Hey, I still have the wimpier little brother of this mixer, the Tascam M-30.
The reason it doesn't make easy sense to our new millenium eyes is that this mixer is sort of a hybrid of studio and live mixers. Back when this product was sold, Tascam was selling a lot of small 8-track recorders that recorded on 1/2 tape (open-reel 8-track, not car 8-track!). Reading that may have just triggered flashbacks for some of us, as we remember a world with big reels of tape turning, lots of time cleaning recording heads and rollers, and where you couldn't cut and paste takes together on your laptop! Hey, it was legendary that the Eurythmics demo tape was made on a Tascam 80-8! You can bitch about how much ProTools costs now, but the gulf to professional recording equipment was endless just 15-20 years ago.
The idea behind your board was to create an environment where you could record multi-mic setups into an 8-track recorder, then mix that 8-track tape down to a stereo master without having to use a lot of external mixers or repatching.
A 8-track recorder doesn't have enough tracks for you to capture each drum mike independently, so what you did back in the day was put the kick drum on one channel and mix everything else into a stereo pair. If you had 6 drum mikes, you plug those into your regular channel strips and use the bus assignment switches to create a the stereo drum pair on an even and odd buss which you then route to two channels on your recorder (actually, doing this takes a patchbay on my board, but yours might be able to do it directly).

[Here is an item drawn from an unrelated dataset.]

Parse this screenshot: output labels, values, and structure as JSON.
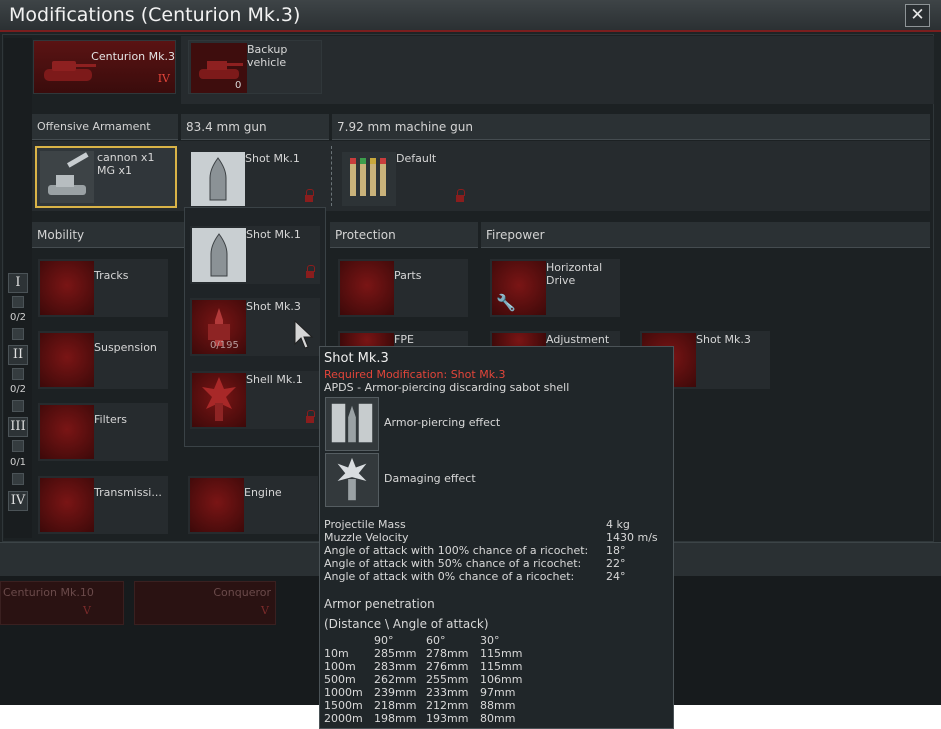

This is why you have that even/odd panpot.
After you got your tracks recorded, you use hit the line button on the channels that the recorder is connected to (usually 1-8) and you can do the stereo master mix from there. In addition to the simple effects send on each channel strip, you can use the buss routing now as effects loops for each group in mixdown (OK, more patching going on here).
The Aux busses were intended for your player's monitor mix. My wimpier model had only one aux buss and a separate 8-track monitor mix, which I don't think yours has.

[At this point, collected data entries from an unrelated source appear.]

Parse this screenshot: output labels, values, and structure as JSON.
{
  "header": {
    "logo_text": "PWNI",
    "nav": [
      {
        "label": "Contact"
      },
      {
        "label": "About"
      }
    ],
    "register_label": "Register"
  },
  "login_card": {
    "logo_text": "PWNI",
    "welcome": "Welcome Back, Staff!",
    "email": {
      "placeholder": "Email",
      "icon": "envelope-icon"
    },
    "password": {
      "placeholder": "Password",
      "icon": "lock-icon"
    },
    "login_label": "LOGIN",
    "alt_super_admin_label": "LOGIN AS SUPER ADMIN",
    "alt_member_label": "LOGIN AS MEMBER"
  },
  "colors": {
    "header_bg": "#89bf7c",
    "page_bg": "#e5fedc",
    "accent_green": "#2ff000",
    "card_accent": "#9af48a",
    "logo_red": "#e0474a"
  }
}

Above the buss 1-4 sliders, it looks like there's two sets of input controls. I'd be curious what the legends are on the lower sets of knobs. Perhaps those busses are stereo instead of mono (like mine). If so, that's probably what that orange L-R button is doing.
The idea behind these mixers was to set the thing up so that it was effectively pre-patched close to something useful for non-pro recording. With a traditional board you had more flexibility but had to patch every connection which meant lots of patchbays and cables (not only dollars there but brain capacity to understand what you were doing). Doing it this way helped the basic user out in getting tracks recorded and mixed down. This kind of mixer sort of became a dinosaur by the time the ADAT came around (early 90s) and there started to be a lot more channels around to route. I don't think we're quiet at a point yet where artists on the radio have never used anything other that ProTools, but I think we'll probably hit that in less than 5 years.
Have fun. I don't know about your mixer, but the smaller M-30 had a wooden case and wasn't something you'd travel with.